[talk-au] poor business listing edits
Andrew Davidson
theswavu at gmail.com
Mon May 21 09:32:35 UTC 2018
On 10/05/18 17:18, Andrew Harvey wrote:
> These edits are hallmark seo spam, likely all done by the same
> organisation, following the same instructions. They all have the same
> traits (new username for each edit they make, named after the company,
> abuse the changeset comment with spam, never use a primary key to
> describe what it is they are adding, never use the correct format for
> phone, never reply to changeset comments, always have spammy
> description, and sometimes add business which don't have any on the
> ground presence where they add the node. The organisation(s) behind
> these systematic edits have had enough time to learn and work with the
> community but they have shown no interest in doing that.
>
> Honestly given they don't take changeset comments into account, I think
> it's a waste of time to try to help them edit better, we've tried and it
> hasn't changed the way they work with OSM.
On 10/05/18 17:52, Philip Mallis wrote:
> Agreed. Spent a lot of time removing spam business edits in and around
> Federation Square in Melbourne. They are fairly obvious spam accounts
> and I don't see benefit from trying to engage with them.

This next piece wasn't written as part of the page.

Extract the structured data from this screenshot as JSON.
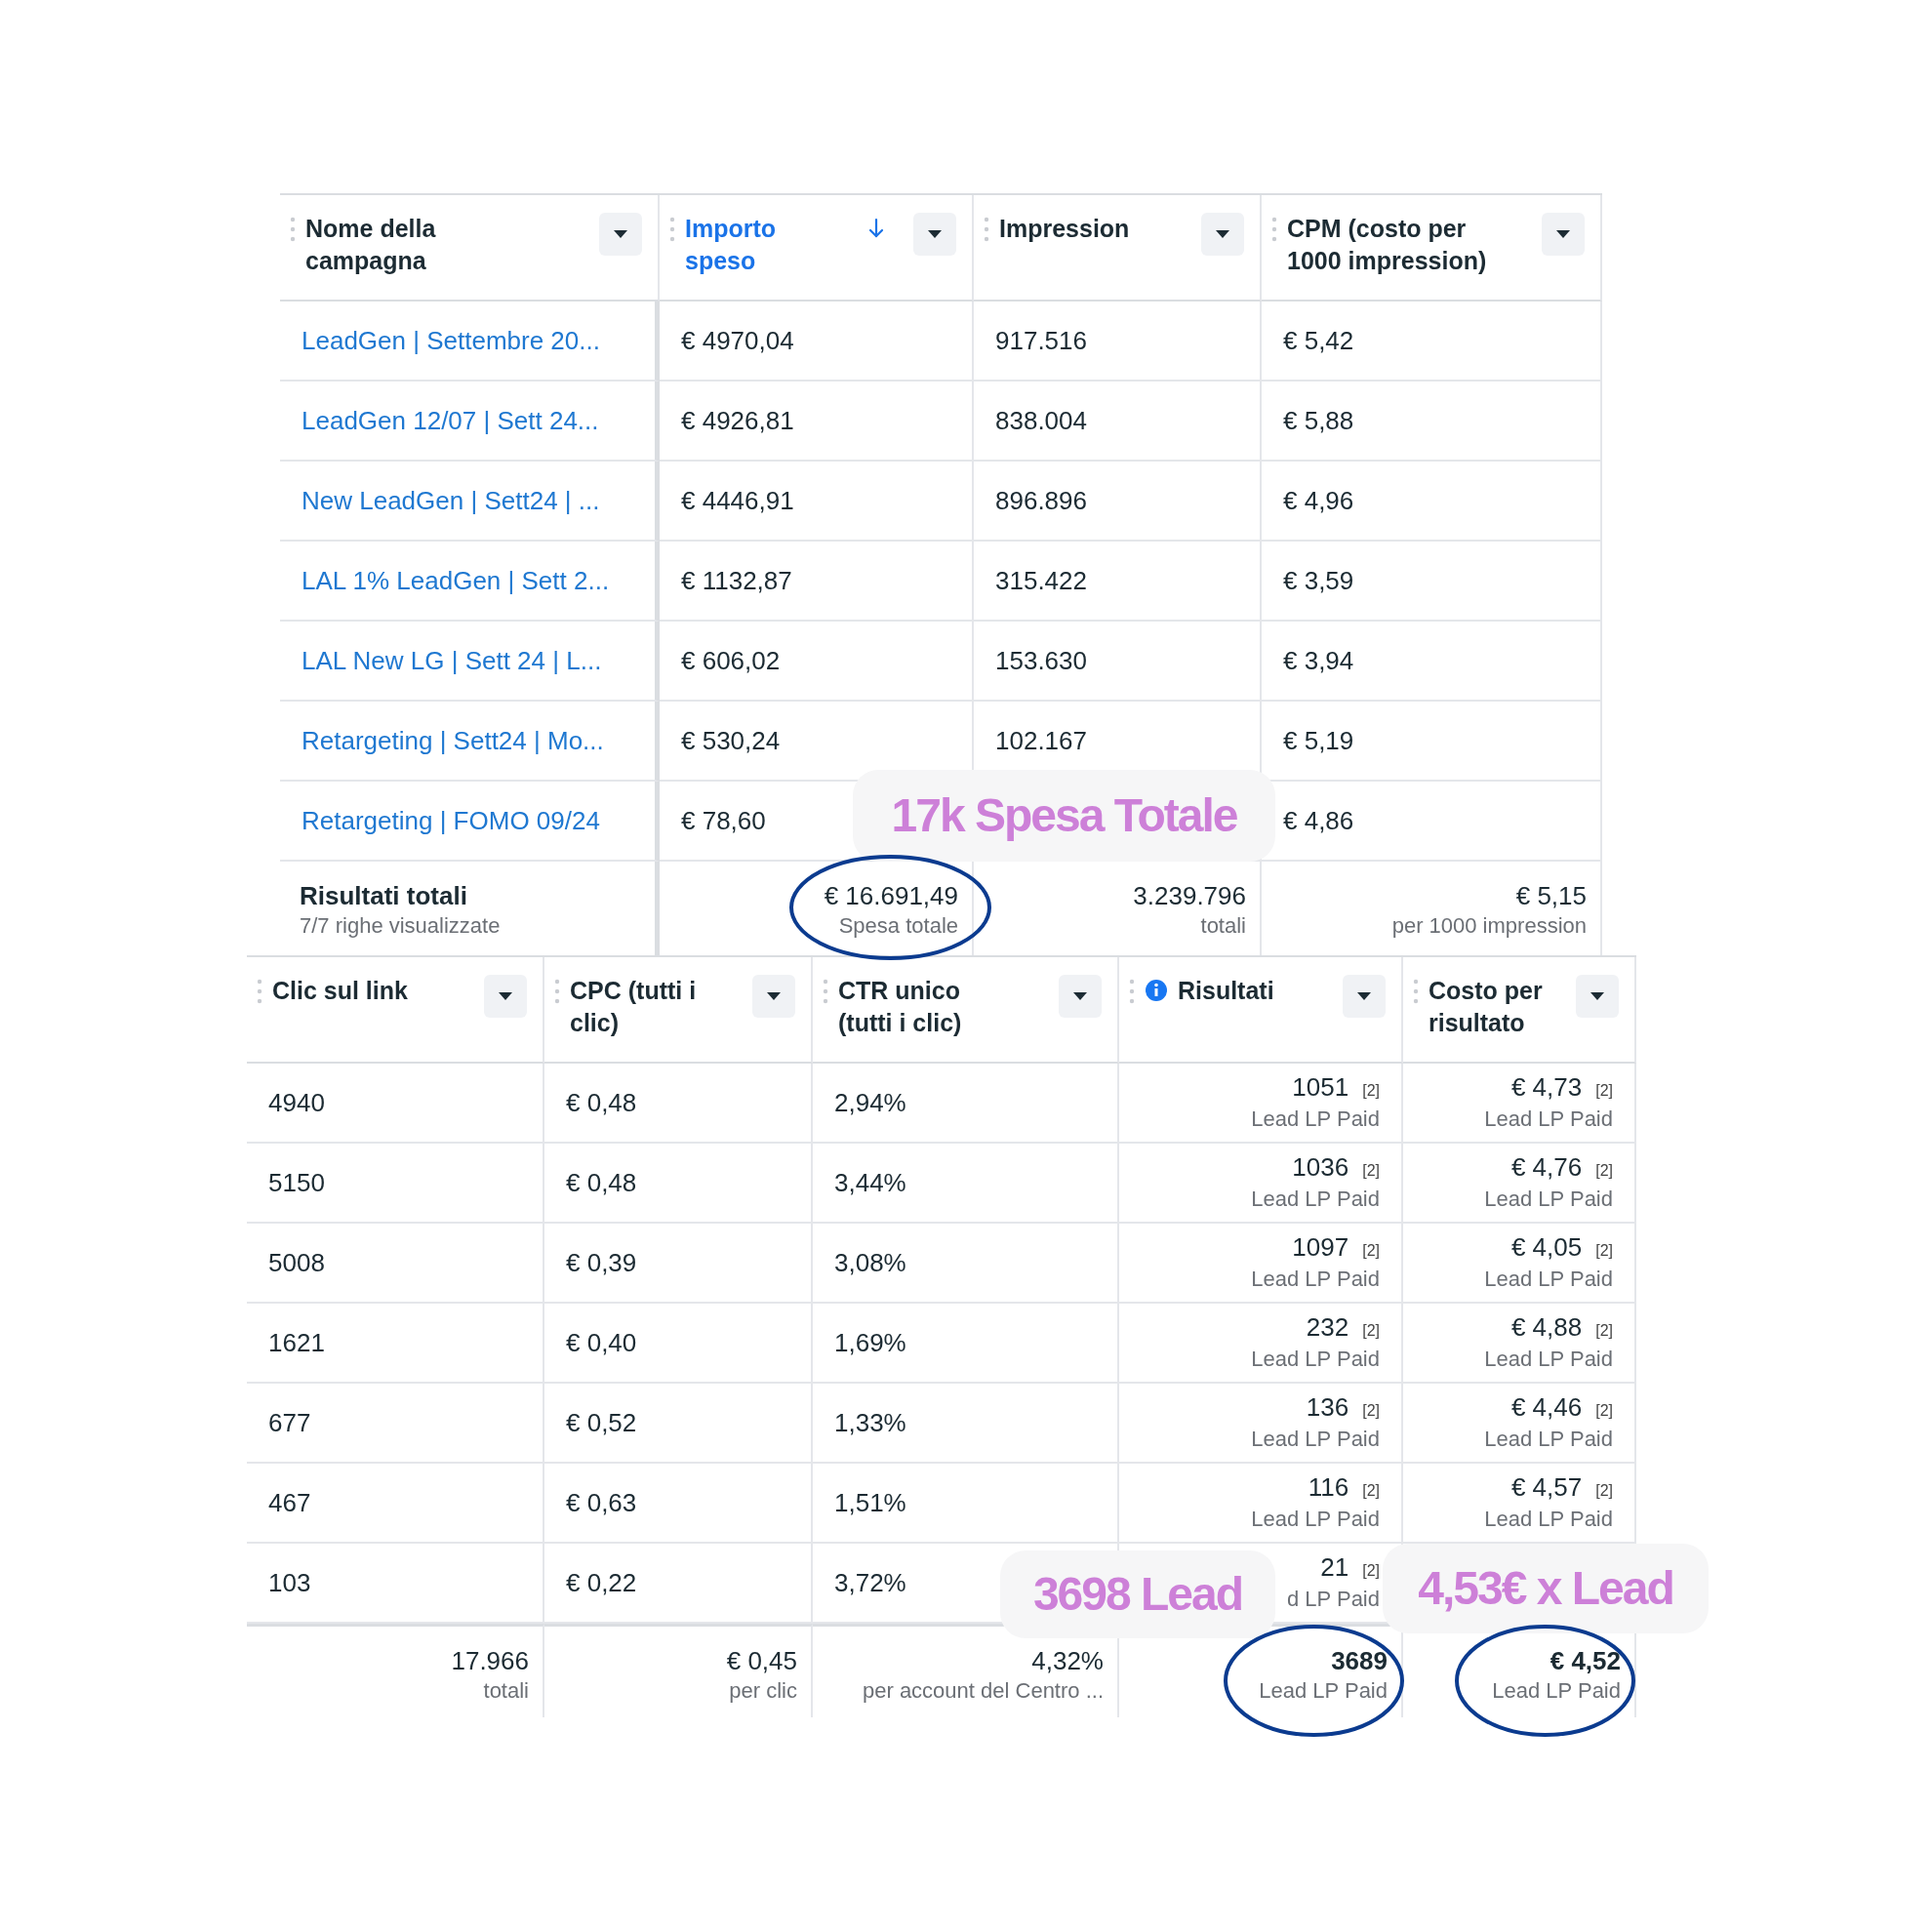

I've now sampled at least 100+ of these delights. They are currently
stupidly easy to find with OsmCha, but no doubt that will change in the
future. What I've found is, if I'm being generous, only 1 in 4 of these
things are worth trying to save. Highlights I found:
* In the early days they were using OSM accounts under their own names:
https://www.openstreetmap.org/user/sam%20davies/history
https://www.openstreetmap.org/user/Eddie%20hanham
Till they got blocked by the DWG.
* Some of them have tried to create user profile that appear to be "real
people":
https://www.openstreetmap.org/user/KylieJBridal
https://www.openstreetmap.org/user/TracyAshley
https://www.openstreetmap.org/user/BrandonCrayden81
* Only one of them managed to use a physical tag (yeap, I was genuinely
surprised)
* The description tags and changesets were almost all "spammy" and in a
lot of cases cut-and-pasted from the website of the business and just
cut off at the 255 character limit.
* In a majority of cases I could not verify the physical address from
the website of the business.
* There were more than a few fake addresses. In some cases the business
was listed in the Yellow Pages under a different address.
* iD has a helpful address preset that allows them to create plausible
looking fake addresses by just generating a random street number and
then selecting the street/suburb from the drop-downs. Which means you
can't just rely on the node being roughly in the location of the address.
* A handful of them asked for reviews ?!
* Lots of collateral damage in the form of dragging existing nodes,
using suburb labels, and just randomly changing tags on other things.
* It takes 3-5 minutes to check and fix each one.
* Finally, some of them came back and did some follow-up editing:
This one was probably the closest to not being spam:
https://osmlab.github.io/osm-deep-history/#/node/5621452205
and this one I de-spammed and then they came back and tried to re-spam:
https://osmlab.github.io/osm-deep-history/#/node/5563230416
After wasting many hours on this I've come to the conclusion that a
zero-tolerance policy is the only real option we have. So I've now
started to just revert them without bothering to look to closely.
On 10/05/18 10:29, Warin wrote:
> In reverting, OSM looses the information that these new people made.
> OSM also looses a potential new mapper, as I doubt they will return
> following their attempted addition being removed.
If you want to send your time re-doing the work of people who are
getting paid to do this then knock yourself out. All I ask is that you
mark them as good in OsmCha, otherwise it will be goodnight Vienna.